Thanks for the cliffhanger warning! I’m interested in reading it—woo, dragons!—but later, when the whole trilogy is out and I don’t have to wait for answers. Because cliffhangers.
For people who love dragons, there’s a wonderful dragon anthology with stories by Jo Beverley, Mary Jo Putney, Karen Harbaugh, and Barbara Samuel called “Dragon Lovers”. Lovely, lovely stories.
Ugh! I hate cliffhangers!! And this sounds like a particularly cruel one.
For dragon stories, I’d recommend Tielle St. Clare’s “Shadow of the Dragon” series. They are dragon erotica that have good stories along with the sex. And yes, you get a little dragon tongue action. 😉
I cut my dragon loving teeth with Anne McCaffrey. Maybe it’s a time for a where to start post for dragon books/romances. Sorry for your unsatisfactory read. And how disappointed were you to find out that the dragon in Uprooted wasn’t an actual dragon?
I loved Shana Abe’s drakon series — lustrous writing. G.A. Aiken’s books are very entertaining.
Reading the blurb, I so wanted to love this story. I can deal with cliffhangers if they are done right. Lindsey Forrest does a brilliant cliffhanger in All That Lies Broken, vol 2 in the Ashmore’s Folly trilogy which everyone of the Bitchery should read.
What I can’t deal with are some things which apparently Soul of Smoke has in spades. I can’t stand it when an author tells instead of shows. When an author tells instead of makes me feel it. That is just plain bad writing. Clearly Caitlyn McFarland does this a lot.

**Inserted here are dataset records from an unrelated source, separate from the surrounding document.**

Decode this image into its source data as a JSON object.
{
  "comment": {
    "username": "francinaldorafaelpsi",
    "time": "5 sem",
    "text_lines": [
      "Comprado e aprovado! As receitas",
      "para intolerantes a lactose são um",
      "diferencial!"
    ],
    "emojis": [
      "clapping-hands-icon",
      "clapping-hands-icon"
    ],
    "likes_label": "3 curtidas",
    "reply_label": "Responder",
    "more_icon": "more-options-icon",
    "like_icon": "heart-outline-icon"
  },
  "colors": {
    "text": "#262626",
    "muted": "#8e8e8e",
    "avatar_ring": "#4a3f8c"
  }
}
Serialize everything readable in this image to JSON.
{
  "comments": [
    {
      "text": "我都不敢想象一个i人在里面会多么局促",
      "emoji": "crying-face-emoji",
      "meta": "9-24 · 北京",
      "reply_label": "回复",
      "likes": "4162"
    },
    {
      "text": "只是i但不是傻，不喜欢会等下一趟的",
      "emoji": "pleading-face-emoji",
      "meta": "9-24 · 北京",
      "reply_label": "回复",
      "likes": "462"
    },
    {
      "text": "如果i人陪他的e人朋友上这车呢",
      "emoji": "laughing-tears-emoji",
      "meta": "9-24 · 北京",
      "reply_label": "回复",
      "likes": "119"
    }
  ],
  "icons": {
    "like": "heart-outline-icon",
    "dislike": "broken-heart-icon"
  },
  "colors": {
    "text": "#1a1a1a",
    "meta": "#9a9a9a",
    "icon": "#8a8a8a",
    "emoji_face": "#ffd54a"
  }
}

Another one of my pet peeves, brought on by this penchant for series, is when an author and apparently Caitlyn McFarland fell into this trap, fails to pay attention to the story at hand and spends too much time developing plot lines for future volumes in the series. What you call unresolved plot lines, I call “bait,” an author’s thinly disguised attempt to bribe us into parting with our money to buy other books in the series. If the author has done the job properly and written a good novel about characters and event that interested me, I’ll read in the series. But when the purpose of each volume in the series is mostly to set up for the next volume, that author has lost my respect.